Preliminaries thus dispensed with, Bacon turned to specifics. The third section, “Study of Tongues,” was the first of four that specifically laid out his plan for educational reform. In this section was an entreaty that the study of Greek, Hebrew, and Arabic be added to the trivium; this was possibly the first time that a Christian scholar had advocated the formal study of comparative languages.

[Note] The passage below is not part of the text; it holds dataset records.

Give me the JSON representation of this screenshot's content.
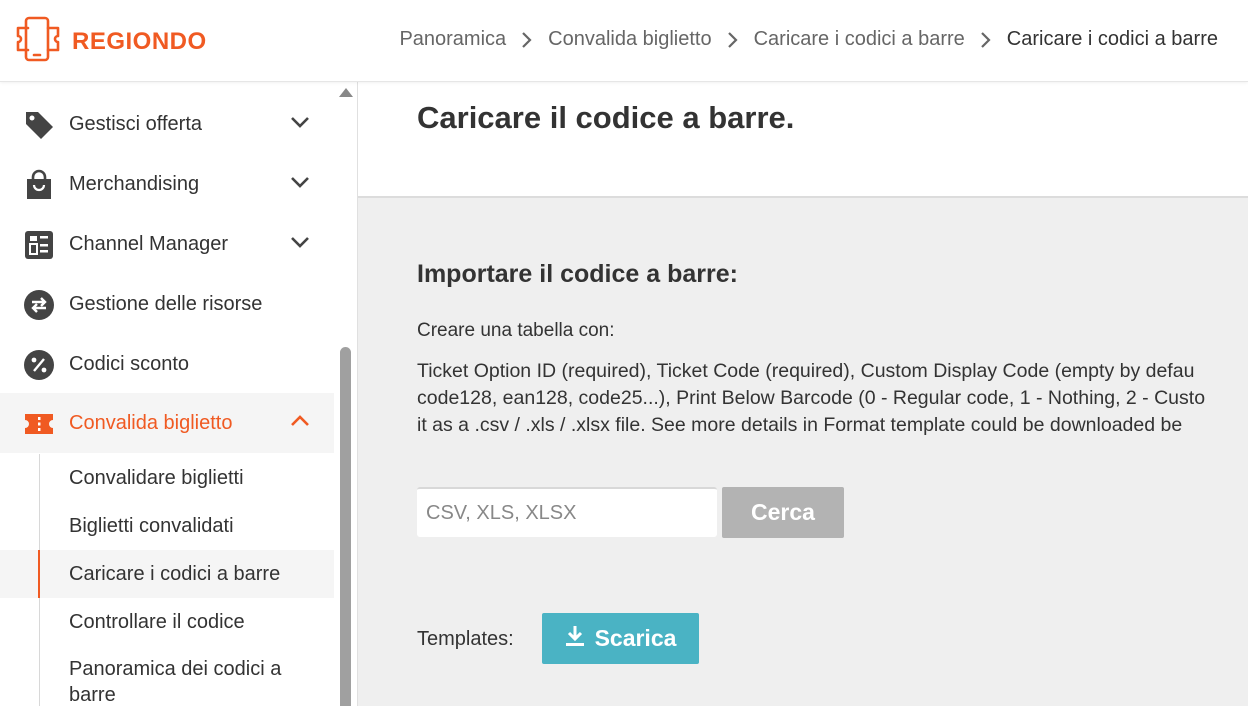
{
  "brand": {
    "name": "REGIONDO",
    "color": "#f05a22"
  },
  "breadcrumb": [
    {
      "label": "Panoramica"
    },
    {
      "label": "Convalida biglietto"
    },
    {
      "label": "Caricare i codici a barre"
    },
    {
      "label": "Caricare i codici a barre"
    }
  ],
  "sidebar": {
    "items": [
      {
        "label": "Gestisci offerta",
        "icon": "tag-icon",
        "expandable": true
      },
      {
        "label": "Merchandising",
        "icon": "shopping-bag-icon",
        "expandable": true
      },
      {
        "label": "Channel Manager",
        "icon": "dashboard-icon",
        "expandable": true
      },
      {
        "label": "Gestione delle risorse",
        "icon": "swap-arrows-icon",
        "expandable": false
      },
      {
        "label": "Codici sconto",
        "icon": "percent-icon",
        "expandable": false
      },
      {
        "label": "Convalida biglietto",
        "icon": "ticket-icon",
        "expandable": true,
        "expanded": true,
        "active": true
      }
    ],
    "subitems": [
      {
        "label": "Convalidare biglietti"
      },
      {
        "label": "Biglietti convalidati"
      },
      {
        "label": "Caricare i codici a barre",
        "selected": true
      },
      {
        "label": "Controllare il codice"
      },
      {
        "label": "Panoramica dei codici a barre"
      }
    ]
  },
  "main": {
    "title": "Caricare il codice a barre.",
    "section_title": "Importare il codice a barre:",
    "create_text": "Creare una tabella con:",
    "description_lines": [
      "Ticket Option ID (required), Ticket Code (required), Custom Display Code (empty by defau",
      "code128, ean128, code25...), Print Below Barcode (0 - Regular code, 1 - Nothing, 2 - Custo",
      "it as a .csv / .xls / .xlsx file. See more details in Format template could be downloaded be"
    ],
    "file_input_placeholder": "CSV, XLS, XLSX",
    "search_button": "Cerca",
    "templates_label": "Templates:",
    "download_button": "Scarica"
  },
  "colors": {
    "accent": "#f05a22",
    "download_button": "#4ab3c4",
    "disabled_button": "#b3b3b3"
  }
}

In Bacon's time, translation was the primary means of acquiring base knowledge, both in the sciences and in the newly resurrected philosophical works. The accuracy of any deduction or experiment proceeding from that knowledge depended largely on the quality of translation used. One of Bacon's key complaints against Aquinas and Albert, neither of whom had learned Greek, was that they proceeded from grossly flawed translations, especially of Aristotle. He considered William of Moerbeke particularly incompetent, although William's translations turned out to be a good deal better than Bacon thought. (That he commented on William at all, of course, confirms that he was aware of Aquinas's work on Aristotle.)

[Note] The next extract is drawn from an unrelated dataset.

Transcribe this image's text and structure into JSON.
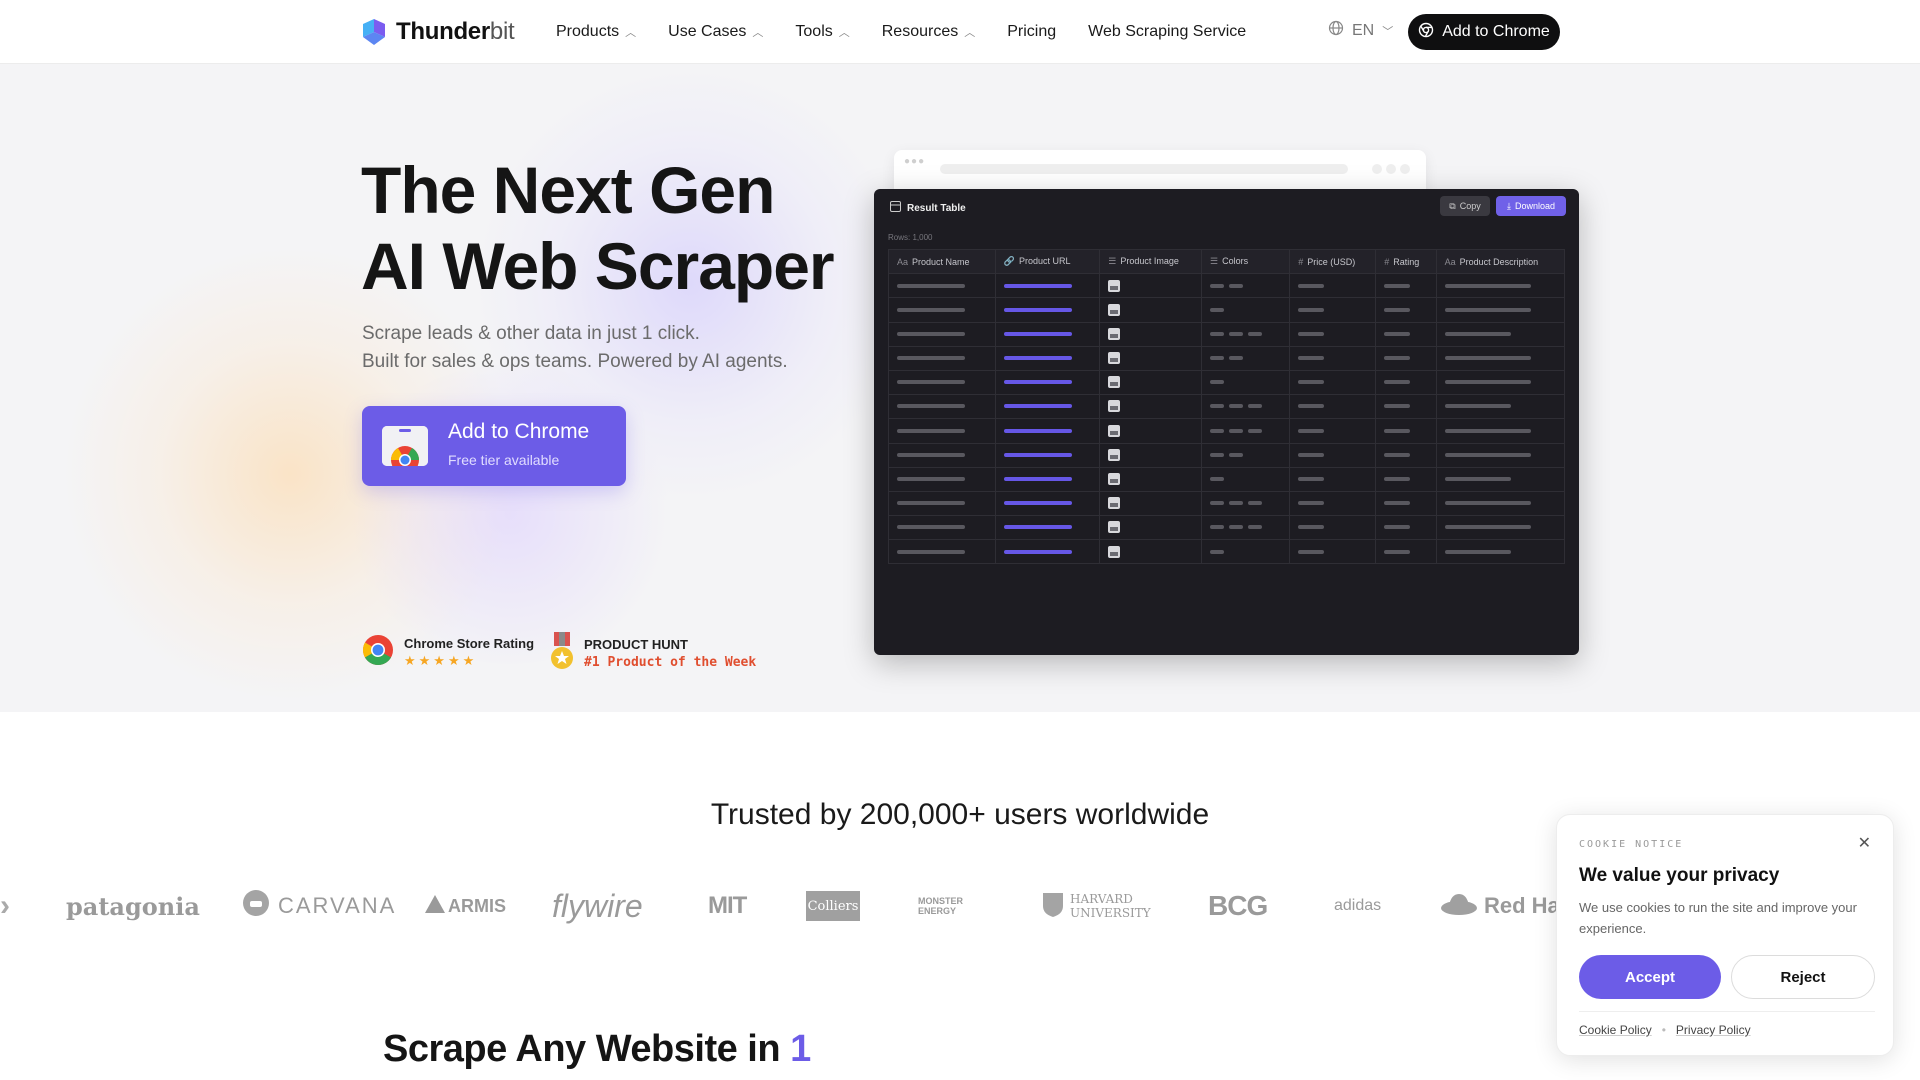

Bacon's advocacy of the study of language was not to ensure the accurate representation of Aristotle and the Arab commentators alone, however. Intimacy with other languages had practical applications, such as facilitating commerce across the Mediterranean. In theology, Bacon insisted that Hebrew and Greek were necessary for a full understanding of the Old and New Testaments. Lacking this, “theologians” had substituted
The Sentences
for direct study of the scriptures, and in so doing had created what Bacon considered a false theology.
The Sentences
would not provide “a thirtieth” of the knowledge as could be had through study of the scriptures themselves; yet in Paris, Bacon asserted, that was precisely the way theology was then taught.